On Mon, Dec 07, 2015 at 02:46:59PM +0100, Michal Privoznik wrote:
Dear list,
I'd like to hear your opinion on the following bug:
https://bugzilla.redhat.com/show_bug.cgi?id=1282859
Long story short, Imagine the following scenario:
1. Create 4GB file full of zeroes
2. virsh vol-download it
What happens is that all those 4GB are transferred byte after byte
through our RPC system. Not only this puts needles pressure on our event
loop, it's suboptimal for network and other resources too.
I'd like to explore our options here keeping in mind that the original
volume might have been sparse and we ought to keep it sparse on the
destination too.
In the bug the reporter (Matthew Booth) suggests introducing new type of
RPC message that will let us keep our APIs unchanged. The source will
scan the file for windows of zeroes bigger than some value. When found
the new type of message is passed to client without need to copy those
zeroes. Yes, this is very similar to RLE.

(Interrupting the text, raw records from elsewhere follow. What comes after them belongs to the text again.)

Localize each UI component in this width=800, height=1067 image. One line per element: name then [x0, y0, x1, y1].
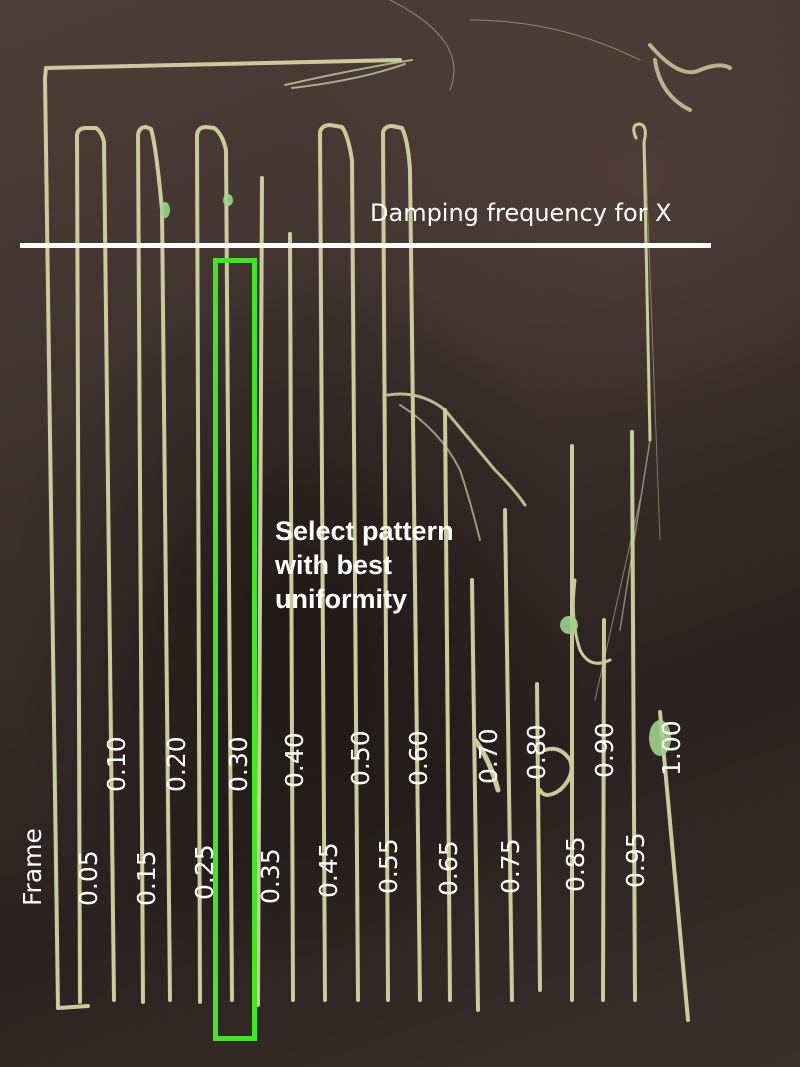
title-underline	[20, 243, 711, 248]
frequency-label-0-35: 0.35	[256, 848, 285, 904]
frequency-label-0-10: 0.10	[102, 736, 131, 792]
frequency-label-0-75: 0.75	[496, 838, 525, 894]
frame-line	[43, 58, 402, 1010]
filament-blob	[160, 202, 170, 218]
filament-blob	[649, 720, 671, 756]
tangle-d	[571, 578, 612, 665]
frame-line-inner	[56, 1004, 90, 1010]
filament-blob	[223, 194, 233, 206]
callout-line: Select pattern	[275, 516, 454, 546]
frequency-label-0-65: 0.65	[434, 840, 463, 896]
frequency-label-0-30: 0.30	[224, 736, 253, 792]
tangle-c	[538, 746, 574, 797]
frequency-label-0-95: 0.95	[621, 832, 650, 888]
tangle-e	[472, 737, 501, 793]
pattern-line-8	[443, 408, 452, 1002]
pattern-loop-16	[632, 122, 652, 442]
filament-blob	[560, 616, 578, 634]
stray-diag-2	[594, 499, 641, 701]
stray-fiber	[389, 0, 641, 91]
pattern-line-15	[658, 710, 690, 1022]
pattern-line-13	[601, 618, 606, 1002]
frequency-label-0-25: 0.25	[190, 844, 219, 900]
frequency-label-0-60: 0.60	[404, 730, 433, 786]
frequency-label-0-45: 0.45	[314, 842, 343, 898]
select-pattern-callout: Select pattern with best uniformity	[275, 514, 505, 616]
frequency-label-0-50: 0.50	[346, 730, 375, 786]
frequency-label-0-05: 0.05	[74, 850, 103, 906]
pattern-loop-3	[195, 125, 234, 1004]
callout-line: uniformity	[275, 584, 407, 614]
pattern-line-4	[256, 176, 264, 1007]
frequency-label-0-90: 0.90	[590, 722, 619, 778]
frequency-label-0-55: 0.55	[374, 838, 403, 894]
top-strands	[284, 59, 413, 89]
frequency-label-1-00: 1.00	[657, 720, 686, 776]
pattern-loop-6	[318, 123, 360, 1002]
stray-vertical	[644, 139, 661, 541]
stray-diag-1	[619, 439, 651, 631]
pattern-loop-7	[381, 124, 422, 1002]
corner-wisp	[648, 43, 732, 112]
pattern-loop-1	[75, 126, 116, 1004]
frequency-label-0-85: 0.85	[561, 836, 590, 892]
damping-frequency-title: Damping frequency for X	[370, 199, 672, 227]
callout-line: with best	[275, 550, 393, 580]
pattern-line-11	[535, 682, 542, 992]
tangle-b	[399, 404, 481, 541]
pattern-line-10	[470, 578, 480, 1012]
selected-pattern-highlight	[213, 258, 257, 1041]
frequency-label-0-70: 0.70	[474, 728, 503, 784]
frequency-label-0-40: 0.40	[280, 732, 309, 788]
pattern-line-14	[630, 430, 637, 1002]
tangle-a	[386, 392, 527, 507]
frame-label: Frame	[18, 828, 47, 906]
frequency-label-0-80: 0.80	[522, 724, 551, 780]
pattern-line-5	[288, 232, 295, 1002]
pattern-line-9	[503, 508, 514, 1002]
frequency-label-0-15: 0.15	[132, 850, 161, 906]
frequency-label-0-20: 0.20	[162, 736, 191, 792]
pattern-loop-2	[136, 125, 172, 1004]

If we are going that way, should we enable users to put a compression
program in between read()/write() and our RPC? Well, should we let users
to choose what compression program we will put there? Because there are
better compression algorithms than RLE.
It only looks like compression if you're solely looking at the network
data transfer. A keep feature of sparse support is that we preserve
the sparseness on both sides.
ie, if I have a sparse raw file locally, and vol-upload it, it should
remain a sparse file on the server. Likewise vol-downloading a sparse
file should let me create a sparse file locally. For this reason the
RPC program must explicitly represent data holes, and not merely
consider them a type of compression algorithm, as that would not let
us preserve the holes on both ends of the stream.